ロボット介護の青図

 現状の介護従事者の国内総数は170~180万人と推計されている。

 要介護認定者数は約600万人。2025年に介護従事者は約40万人不足すると予測されている。但しこれは介護サービスに直接従事している人数であって間接的に関わっている(例えば食事の提供をおこなう調理スタッフや医療看護、 介護事務など)はカウントされていない。また入居施設や独居の老人以外では 同居の家族の介護労働も発生しているがこれもカウントされない。

 

 要介護者一人あたりにかかる介護労働時間の評価は、重篤度によって個人差がありすぎるので算出が難しいが、業務をセグメント化すれば平均を導き出すのは可能だ。 

 

 たとえば、業態により多少の差異はあるが介護施設の基本業務は下記のような感じだ。

 

   ① 食事の提供

   ② 入浴介助

   ③ 排泄介助

   ④ 見守り

   ⑤ 身体機能維持訓練またはリハビリ

   ⑥ レクリエーション(イベント)

   ⑦ その他

 

  ① に関していえば、食事の提供といっても 献立の作成から材料の発注 準備 調理 配膳 提供 食事介助 など多岐に渡る業務から成る。

 

  ②の入浴介助も重篤度や設備によって一人あたりにかかる時間はやはり違うが平均はとれるだろう。⑦も具体的には話し相手、移動介助、着替え、通院、与薬、家族対応、清掃など多岐に渡る。

 

 これらの基本業務は独居の在宅であれ、大中小どんな規模であれ発生する。 

 介護ロボットが人との協働の段階を経て省力化、最終的にはほぼすべての業務を代替する場合、最も適した施設規模はどれかということを正しく選択しなければならない。 

 

 人間並みになんでもこなすロボットをつくるのはまだだいぶ先のはなしなのでそれぞれの業務はそれぞれ特化した専門のロボットがおこなうことになる。

 一体何種類のロボットで構成されるのか?

現時点で思いつくだけでも10数種のロボットが必要でそれぞれプロトタイプはすでに出現している。

 

 前述の①~⑦の業務で、現状ロボットによる無人化のハードルが一番高いと考えられるのが、食事提供の一切に関わるオペレーションだ。
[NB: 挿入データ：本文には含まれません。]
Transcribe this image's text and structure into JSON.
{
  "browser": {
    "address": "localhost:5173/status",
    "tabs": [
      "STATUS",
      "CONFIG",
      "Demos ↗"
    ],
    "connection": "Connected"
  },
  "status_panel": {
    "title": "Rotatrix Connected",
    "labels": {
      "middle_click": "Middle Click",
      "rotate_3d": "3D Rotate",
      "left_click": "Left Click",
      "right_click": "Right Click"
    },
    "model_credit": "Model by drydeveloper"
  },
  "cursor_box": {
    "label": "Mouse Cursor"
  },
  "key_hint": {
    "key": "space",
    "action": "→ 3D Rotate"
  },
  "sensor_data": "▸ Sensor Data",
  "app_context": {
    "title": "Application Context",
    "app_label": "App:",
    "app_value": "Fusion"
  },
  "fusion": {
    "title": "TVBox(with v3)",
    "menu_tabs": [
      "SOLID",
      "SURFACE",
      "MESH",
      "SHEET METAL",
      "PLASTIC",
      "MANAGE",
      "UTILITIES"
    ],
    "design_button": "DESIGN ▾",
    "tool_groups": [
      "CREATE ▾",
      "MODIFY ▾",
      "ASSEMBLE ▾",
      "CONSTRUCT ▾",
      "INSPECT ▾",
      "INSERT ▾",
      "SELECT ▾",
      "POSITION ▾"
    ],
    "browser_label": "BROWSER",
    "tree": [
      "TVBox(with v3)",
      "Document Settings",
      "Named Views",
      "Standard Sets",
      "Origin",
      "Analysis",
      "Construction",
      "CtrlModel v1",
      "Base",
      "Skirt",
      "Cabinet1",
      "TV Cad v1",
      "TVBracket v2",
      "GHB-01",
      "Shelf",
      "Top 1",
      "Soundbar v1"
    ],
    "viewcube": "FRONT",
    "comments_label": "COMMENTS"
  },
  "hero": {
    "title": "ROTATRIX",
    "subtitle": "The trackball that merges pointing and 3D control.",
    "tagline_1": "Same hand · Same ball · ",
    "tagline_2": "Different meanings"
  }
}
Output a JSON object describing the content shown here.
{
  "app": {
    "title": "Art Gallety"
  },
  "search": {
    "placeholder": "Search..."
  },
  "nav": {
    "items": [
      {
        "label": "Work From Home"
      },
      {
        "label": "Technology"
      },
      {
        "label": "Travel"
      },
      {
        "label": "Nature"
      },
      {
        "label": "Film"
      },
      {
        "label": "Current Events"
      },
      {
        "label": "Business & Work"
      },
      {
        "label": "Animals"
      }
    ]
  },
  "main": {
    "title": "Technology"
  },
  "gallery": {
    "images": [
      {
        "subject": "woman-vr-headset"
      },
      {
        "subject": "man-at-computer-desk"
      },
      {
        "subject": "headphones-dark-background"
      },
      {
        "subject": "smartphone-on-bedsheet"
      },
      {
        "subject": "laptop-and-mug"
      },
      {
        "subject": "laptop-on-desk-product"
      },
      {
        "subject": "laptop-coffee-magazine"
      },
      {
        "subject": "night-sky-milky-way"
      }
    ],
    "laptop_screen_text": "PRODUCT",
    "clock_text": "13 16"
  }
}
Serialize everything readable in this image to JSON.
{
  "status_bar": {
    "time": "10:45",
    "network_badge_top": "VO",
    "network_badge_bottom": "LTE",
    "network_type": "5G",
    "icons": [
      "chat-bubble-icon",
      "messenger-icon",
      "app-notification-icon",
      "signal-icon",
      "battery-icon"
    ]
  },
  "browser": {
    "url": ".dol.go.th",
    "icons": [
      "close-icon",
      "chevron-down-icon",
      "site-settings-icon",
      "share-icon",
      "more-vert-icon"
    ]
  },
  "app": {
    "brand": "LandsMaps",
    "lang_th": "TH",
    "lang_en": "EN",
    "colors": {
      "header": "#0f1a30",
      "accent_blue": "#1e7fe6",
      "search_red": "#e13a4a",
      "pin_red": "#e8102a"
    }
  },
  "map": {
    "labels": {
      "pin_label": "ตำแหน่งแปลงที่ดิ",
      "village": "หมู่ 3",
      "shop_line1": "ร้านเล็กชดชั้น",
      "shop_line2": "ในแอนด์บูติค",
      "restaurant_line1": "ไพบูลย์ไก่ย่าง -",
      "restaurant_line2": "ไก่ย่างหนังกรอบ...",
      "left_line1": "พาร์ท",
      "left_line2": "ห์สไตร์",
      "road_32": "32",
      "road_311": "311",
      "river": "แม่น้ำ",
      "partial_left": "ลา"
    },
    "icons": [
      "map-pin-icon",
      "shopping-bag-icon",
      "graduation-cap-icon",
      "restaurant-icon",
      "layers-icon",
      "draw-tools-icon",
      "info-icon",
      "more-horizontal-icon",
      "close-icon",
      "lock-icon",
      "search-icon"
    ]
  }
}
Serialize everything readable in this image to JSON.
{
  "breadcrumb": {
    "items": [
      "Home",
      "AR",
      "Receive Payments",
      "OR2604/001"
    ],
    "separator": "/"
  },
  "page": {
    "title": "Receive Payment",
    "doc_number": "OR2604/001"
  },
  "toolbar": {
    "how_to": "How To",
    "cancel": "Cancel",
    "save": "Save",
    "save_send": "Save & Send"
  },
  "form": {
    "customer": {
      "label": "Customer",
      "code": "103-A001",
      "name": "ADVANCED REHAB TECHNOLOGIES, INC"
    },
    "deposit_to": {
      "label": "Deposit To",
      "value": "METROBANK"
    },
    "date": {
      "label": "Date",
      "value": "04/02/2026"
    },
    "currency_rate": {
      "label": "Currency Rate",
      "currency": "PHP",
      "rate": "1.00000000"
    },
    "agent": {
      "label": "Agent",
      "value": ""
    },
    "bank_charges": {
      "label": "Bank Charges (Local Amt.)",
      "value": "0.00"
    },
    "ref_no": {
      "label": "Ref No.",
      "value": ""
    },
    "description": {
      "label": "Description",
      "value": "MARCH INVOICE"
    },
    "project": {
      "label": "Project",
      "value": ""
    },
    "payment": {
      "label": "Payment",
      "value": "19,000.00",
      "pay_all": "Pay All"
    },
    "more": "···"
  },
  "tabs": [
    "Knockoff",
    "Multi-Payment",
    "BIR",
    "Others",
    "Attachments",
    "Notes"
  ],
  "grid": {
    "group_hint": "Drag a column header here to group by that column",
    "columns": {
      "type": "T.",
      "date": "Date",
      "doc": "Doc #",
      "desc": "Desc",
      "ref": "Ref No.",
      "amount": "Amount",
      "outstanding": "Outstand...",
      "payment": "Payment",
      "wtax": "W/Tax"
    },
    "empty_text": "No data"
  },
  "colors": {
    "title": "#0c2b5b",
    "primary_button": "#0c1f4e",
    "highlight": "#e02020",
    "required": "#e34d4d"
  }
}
 献立の作成やレシピから調理アルゴリズムの深層学習にはすぐ道筋がつきそう

だが、物理的に安全である程度美味しい料理が出来上がるためのステップが、複雑で管理項目が多すぎる。もし現状を踏襲するやりかたで開発をすすめたとしたら10年経っても無理だろう。但し、ユーザー側のフォーマットを変更してロボットができうるところの極限まで簡素化できれば、逆に可能ともいえる。

 

献立の作成や発注業務などは確実にAIに移行できるし、最も負担となっている。

食事介助も現状のロボットアームを改良すればで十分代替可能だ。

 

入浴も「やっぱり湯船に浸かりたい」などの欲求を満たすために現在のような機械浴が導入されているが、それでもは結構な重労働である。だが身体を清潔に保つことを最優先にして改良すればロボット化はよりスピードアップする。

 

排泄介助は介護ベッドとトイレタリーの連携が必要になってくるがAIをどのように活用して省力化していくかはまだ検討の段階かどうかもわからない。介護従事者目線よりも利用者目線の改良がまだ主流となっている。

 

見守りはセンサーロボットの開発がそろそろ佳境に入っているのでこれから導入事例は増えてくるだろう。 

 

VRやARを駆使したアミューズメントはすでに商業化されているが、高齢者のレクリエーションむけのソフトウェアは遅かれ早かれ開発される。

 

対話可能なコミュニケーションロボット、癒し系ロボットなども介護職員の労務代替としては結構重宝がられるようになる。

 

ざっとみて現状の段階でも介護ロボットのポテンシャルは意外と侮れないのである。

 

  しかし、これらがいつごろ実用化されるのか?

 これらのロボットをすべて揃えたらいくらかかるのか?

 またそのメンテナンスコストや償却年数がどのくらいになるのか?

 

まだこの疑問に回答できるひとはいないのでひとまずこの問題は横に置いておく。

しかし独居の老人の各家庭すべてに一式を設置するのはあまりに非効率という理屈は誰にでもわかるだろう。いくら人手不足とはいってもロボットの導入コストが係る人件費を上回ってしまえば、それは本末転倒な話だ。

 

介護施設のIoTによる極限までの省力化にはそれぞれの介護ロボットが個別に機能するのではなく、常に連携、連動が求められる。そこには導線の最適化というものが十分に考慮されなければならない。

 

これらのことを踏まえると、既存の介護施設にロボットを導入するのではなくこれから増加する空き家などを再活用をしながら、まったく新しいスタイルの「ロボティクス介護ユニット」を考えていくべきである。